Welcome homeThe government should appoint a larger number of career diplomats to our diplomatic missions abroad
Trust Prime Minister Sher Bahadur Deuba to expend his energy on the least important of things when he continues to ignore the most pressing issues of the day. Nearly two and a half months after being sworn in as prime minister, he still has not expanded his cabinet due to power-sharing complications with his coalition partners. So much so that he has failed to appoint ministers in the seats allocated for his party, the Nepali Congress. After all, he has too many aspirants to placate in the run-up to the party's 14th general convention. His failure at home, though, did not stop him from recalling 12 ambassadors who were political appointees of the erstwhile KP Sharma Oli government.
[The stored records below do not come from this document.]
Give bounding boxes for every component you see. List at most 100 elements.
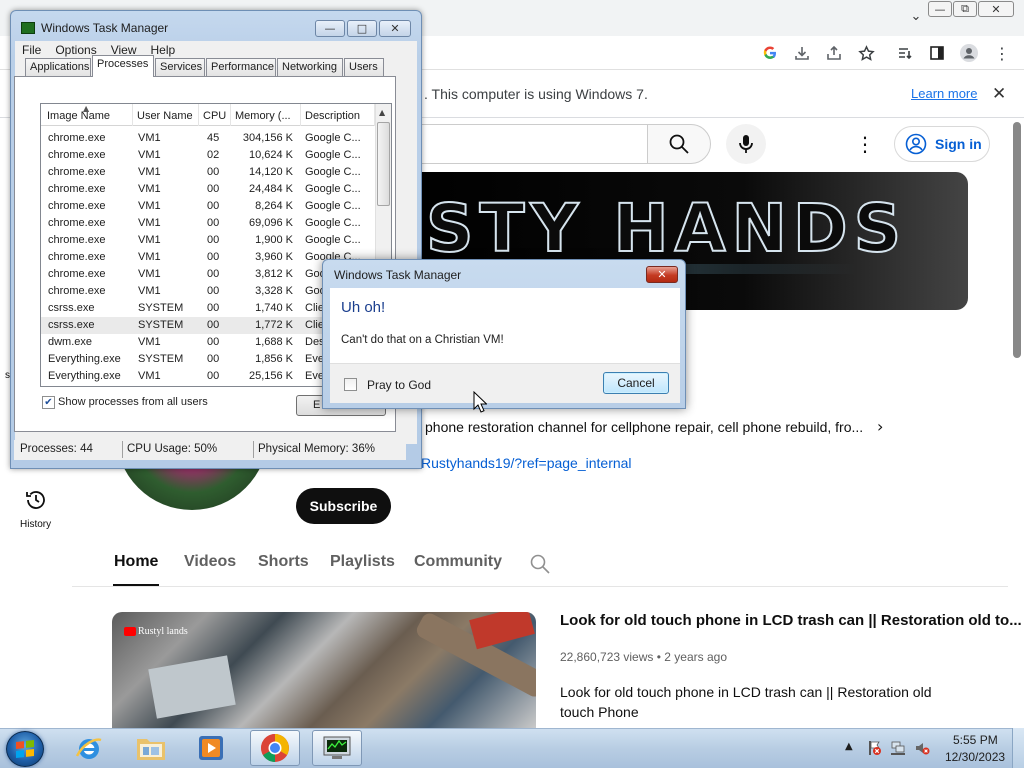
history-icon[interactable]	[24, 488, 48, 512]
process-list-scroll-thumb[interactable]	[377, 122, 390, 206]
tab-videos[interactable]: Videos	[184, 553, 236, 571]
column-user-name[interactable]: User Name	[133, 104, 199, 126]
cell-user-name: VM1	[138, 251, 161, 263]
pray-to-god-label[interactable]: Pray to God	[367, 378, 431, 392]
youtube-search-button[interactable]	[647, 124, 711, 164]
tab-shorts[interactable]: Shorts	[258, 553, 309, 571]
scroll-up-icon[interactable]: ▲	[379, 108, 385, 117]
profile-icon[interactable]	[960, 44, 978, 62]
process-row[interactable]: chrome.exe VM1 00 69,096 K Google C...	[41, 215, 375, 232]
dialog-footer: Pray to God Cancel	[330, 363, 680, 403]
tm-maximize-button[interactable]: □	[347, 20, 377, 37]
taskbar-internet-explorer[interactable]	[64, 730, 114, 766]
process-row[interactable]: chrome.exe VM1 00 8,264 K Google C...	[41, 198, 375, 215]
pray-to-god-checkbox[interactable]	[344, 378, 357, 391]
process-row[interactable]: chrome.exe VM1 45 304,156 K Google C...	[41, 130, 375, 147]
cancel-button[interactable]: Cancel	[603, 372, 669, 394]
tab-search-dropdown[interactable]: ⌄	[904, 8, 928, 24]
show-hidden-icons[interactable]: ▲	[845, 741, 853, 752]
process-row[interactable]: chrome.exe VM1 00 1,900 K Google C...	[41, 232, 375, 249]
youtube-search-input[interactable]	[416, 124, 648, 164]
tab-performance[interactable]: Performance	[206, 58, 276, 76]
cell-cpu: 00	[207, 200, 220, 212]
tab-users[interactable]: Users	[344, 58, 384, 76]
cell-description: Google C...	[305, 166, 361, 178]
bookmark-star-icon[interactable]	[857, 44, 875, 62]
share-icon[interactable]	[825, 44, 843, 62]
chrome-menu-icon[interactable]: ⋮	[993, 44, 1011, 63]
network-icon[interactable]	[890, 740, 906, 756]
minimize-button[interactable]: —	[928, 1, 952, 17]
windows-logo-icon	[16, 740, 34, 758]
cell-description: Google C...	[305, 234, 361, 246]
channel-link[interactable]: Rustyhands19/?ref=page_internal	[421, 455, 632, 471]
cell-cpu: 00	[207, 302, 220, 314]
tab-applications[interactable]: Applications	[25, 58, 91, 76]
cell-description: Google C...	[305, 217, 361, 229]
status-memory: Physical Memory: 36%	[258, 443, 375, 455]
voice-search-button[interactable]	[726, 124, 766, 164]
video-description: Look for old touch phone in LCD trash ca…	[560, 684, 932, 720]
google-icon[interactable]	[761, 44, 779, 62]
cell-user-name: VM1	[138, 166, 161, 178]
subscribe-button[interactable]: Subscribe	[296, 488, 391, 524]
banner-title: STY HANDS	[425, 189, 908, 268]
media-player-icon	[199, 736, 223, 760]
show-desktop-button[interactable]	[1012, 728, 1024, 768]
page-scrollbar-thumb[interactable]	[1013, 122, 1021, 358]
infobar-close-icon[interactable]: ✕	[992, 84, 1006, 104]
restore-button[interactable]: ⧉	[953, 1, 977, 17]
video-thumbnail[interactable]: Rustyl lands	[112, 612, 536, 728]
column-description[interactable]: Description	[301, 104, 375, 126]
volume-muted-icon[interactable]	[914, 740, 930, 756]
youtube-settings-icon[interactable]: ⋮	[855, 130, 875, 158]
flag-quadrant	[26, 740, 34, 748]
channel-description[interactable]: phone restoration channel for cellphone …	[425, 419, 863, 435]
history-label[interactable]: History	[20, 519, 51, 530]
cell-user-name: VM1	[138, 217, 161, 229]
download-icon[interactable]	[793, 44, 811, 62]
side-panel-icon[interactable]	[928, 44, 946, 62]
close-button[interactable]: ✕	[978, 1, 1014, 17]
taskbar-media-player[interactable]	[186, 730, 236, 766]
tab-community[interactable]: Community	[414, 553, 502, 571]
chevron-right-icon[interactable]: ›	[877, 417, 883, 436]
clock-date[interactable]: 12/30/2023	[945, 750, 1005, 764]
account-icon	[905, 133, 927, 155]
tab-home[interactable]: Home	[114, 553, 158, 571]
cell-description: Google C...	[305, 200, 361, 212]
taskbar-task-manager[interactable]	[312, 730, 362, 766]
dialog-close-button[interactable]: ✕	[646, 266, 678, 283]
tab-processes[interactable]: Processes	[92, 55, 154, 77]
show-all-users-label[interactable]: Show processes from all users	[58, 396, 208, 408]
taskbar-chrome[interactable]	[250, 730, 300, 766]
taskbar-explorer[interactable]	[126, 730, 176, 766]
chrome-icon	[261, 734, 289, 762]
clock-time[interactable]: 5:55 PM	[953, 733, 998, 747]
show-all-users-checkbox[interactable]: ✔	[42, 396, 55, 409]
cell-user-name: VM1	[138, 285, 161, 297]
tm-close-button[interactable]: ✕	[379, 20, 411, 37]
tab-services[interactable]: Services	[155, 58, 205, 76]
cell-user-name: VM1	[138, 268, 161, 280]
process-row[interactable]: chrome.exe VM1 00 24,484 K Google C...	[41, 181, 375, 198]
cell-user-name: SYSTEM	[138, 302, 184, 314]
view-count: 22,860,723 views	[560, 650, 654, 664]
video-title[interactable]: Look for old touch phone in LCD trash ca…	[560, 612, 1022, 629]
process-row[interactable]: chrome.exe VM1 00 14,120 K Google C...	[41, 164, 375, 181]
reading-list-icon[interactable]	[896, 44, 914, 62]
column-memory[interactable]: Memory (...	[231, 104, 301, 126]
error-dialog[interactable]: Windows Task Manager ✕ Uh oh! Can't do t…	[322, 259, 686, 409]
sign-in-button[interactable]: Sign in	[894, 126, 990, 162]
tab-playlists[interactable]: Playlists	[330, 553, 395, 571]
process-row[interactable]: chrome.exe VM1 02 10,624 K Google C...	[41, 147, 375, 164]
channel-search-icon[interactable]	[529, 553, 551, 575]
cell-memory: 3,328 K	[255, 285, 293, 297]
thumbnail-detail	[469, 612, 535, 650]
tab-networking[interactable]: Networking	[277, 58, 343, 76]
tm-minimize-button[interactable]: —	[315, 20, 345, 37]
learn-more-link[interactable]: Learn more	[911, 86, 977, 101]
column-cpu[interactable]: CPU	[199, 104, 231, 126]
action-center-icon[interactable]	[866, 740, 882, 756]
cell-image-name: chrome.exe	[48, 217, 106, 229]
Recalling ambassadors appointed by the previous government, especially the political appointees, is the prerogative of a new government. So Deuba cannot be singled out for doing what has been a political tradition for long. But whether the same is the priority and whether that is pragmatic in the current situation is a moral question that the government must answer. The only explanation for the government's recalling the ambassadors could be that Deuba wants to dole out appointments to leaders of various political parties supporting his government.
One reason why Nepal's diplomats fail to make much impact in the world is because our diplomacy falls victim to the constant change of government at home. Moreover, we lack a consistent diplomatic approach, which results in our diplomatic missions being rudderless each time there is a leadership change at home. Eleven diplomatic missions abroad were already lying vacant after Deuba scrapped 11 ambassadorial appointments by the Oli government. And with Deuba's Tuesday action, a total of 23 diplomatic missions abroad are set to remain empty. Although Deuba is reported to have vowed to expedite the appointment process for new ambassadors, it is certain to take weeks or even months. What's more, Deuba has too many aspirants from too many factions to pacify, and the task is not going to be easy or quick enough.
What is alarming is that the ambassadors recalled by Deuba include those heading the New Delhi, Beijing, Washington, DC, and London missions when Nepal needs to engage with our key friends and development partners consistently. As we struggle to secure enough doses of the Covid-19 vaccines for the entire eligible population, we cannot afford to let a diplomatic void take place. This is not to say that all the ambassadors recalled by Deuba had been doing any exemplary work towards securing the life-saving vaccines. Nor had they been supporting the Nepalis stranded abroad after being rendered jobless in the wake of the pandemic. Notwithstanding the performance—or lack thereof—of the individual ambassadors, though, we must still ensure that the diplomatic missions abroad are not left without leaders.
Most of all, the tradition of making political appointments to ambassadorial positions should be scrapped if we are to have a consistent diplomatic connection with the global world. For far too long, Nepal's governments have been choosing ambassadors with little knowledge of the politics, culture and language of the countries where they are sent. Even more alarmingly, many such envoys have serious conflicts of interest, with instances of manpower agents being appointed to labour destination countries. To break that tradition, the Deuba government should, this time around, focus more on appointing career diplomats who have the experience and insight to lead our diplomatic missions abroad.